International | Jul 06 2007
By Rudi Filapek-Vandyck
The Chinese economy may have become one of the key factors to watch for global investors, however interpreting Chinese economic data remains more art than science.
Two groups of researchers and data collectors try to gauge business activity among the country’s many manufacturers each month and it just so happens to be that both measurements pointed in a different direction in June.
The first – Chinese PMI (purchasing manager’s index) from NTC-CLSA – rose again in June, to register at 55.0, which was not only up from 54.1 in May but also the highest level since March 2005.
The second PMI, however, released by the National Bureau of Statistics (NBS) and the China Federation of Logistics and Purchasing, eased for the second consecutive month to 54.5. This PMI reached its all-time high of 58.6 in April.
How to explain this?
Blaming differences in sampling and compilation methods, like some economists do, probably goes a long way.
But how should one interpret this?
The China focused team at JP Morgan believes that, based on in-house research, it would seem that the NBS PMI series (the second one above) is more closely related to industrial production growth two months later in the country whereas the CLSA version (the first one above) would appear to be a better gauge for the actual industrial production growth in the same month.
This would suggest that Chinese industrial production is to weaken into the next quarter.
It’s a view endorsed by the China specialists at Credit Suisse who have taken the view that economic growth in the country has peaked in the second quarter of calendar 2007 with the third quarter likely to surprise to the downside.

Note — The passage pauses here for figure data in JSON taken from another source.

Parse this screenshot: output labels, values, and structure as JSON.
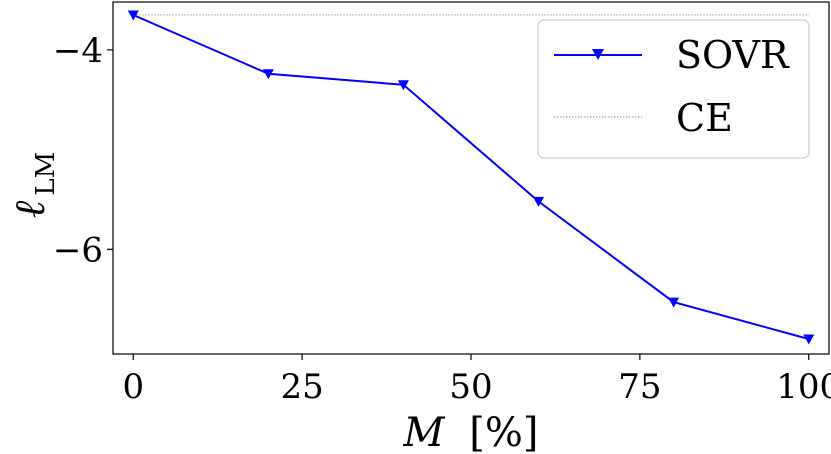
{
  "chart_data": {
    "type": "line",
    "xlabel_symbol": "M",
    "xlabel_unit": "[%]",
    "ylabel_symbol": "ℓ",
    "ylabel_subscript": "LM",
    "x": [
      0,
      20,
      40,
      60,
      80,
      100
    ],
    "series": [
      {
        "name": "SOVR",
        "values": [
          -3.65,
          -4.24,
          -4.35,
          -5.52,
          -6.53,
          -6.9
        ],
        "color": "#0000ff",
        "marker": "triangle-down"
      }
    ],
    "reference_lines": [
      {
        "name": "CE",
        "y": -3.65,
        "color": "#888888",
        "style": "dotted"
      }
    ],
    "xlim": [
      -3,
      103
    ],
    "ylim": [
      -7.05,
      -3.52
    ],
    "xticks": [
      0,
      25,
      50,
      75,
      100
    ],
    "xtick_labels": [
      "0",
      "25",
      "50",
      "75",
      "100"
    ],
    "yticks": [
      -4,
      -6
    ],
    "ytick_labels": [
      "−4",
      "−6"
    ],
    "grid": false,
    "legend_position": "top-right"
  }
}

Credit Suisse talks of “mild growth moderation” for the current quarter which has the potential to force market estimates of economic growth for the year down. Moreover, the analysts believe there’s every chance that because of this (anticipated) moderation the Chinese authorities will be very, very vigilant when taking further steps to cool down the economy in an orderly way.
Credit Suisse also believes that any confirmation the Chinese economy has peaked may pose a threat to share prices of cyclical stocks that have performed very well during the first six months of the year.
The analysts believe any near-term weakness in the third quarter will probably be related to exports and investment. As it happens, these are the two major drivers behind China’s economy.
The specialists remain positive on Chinese economic growth in the subsequent quarters.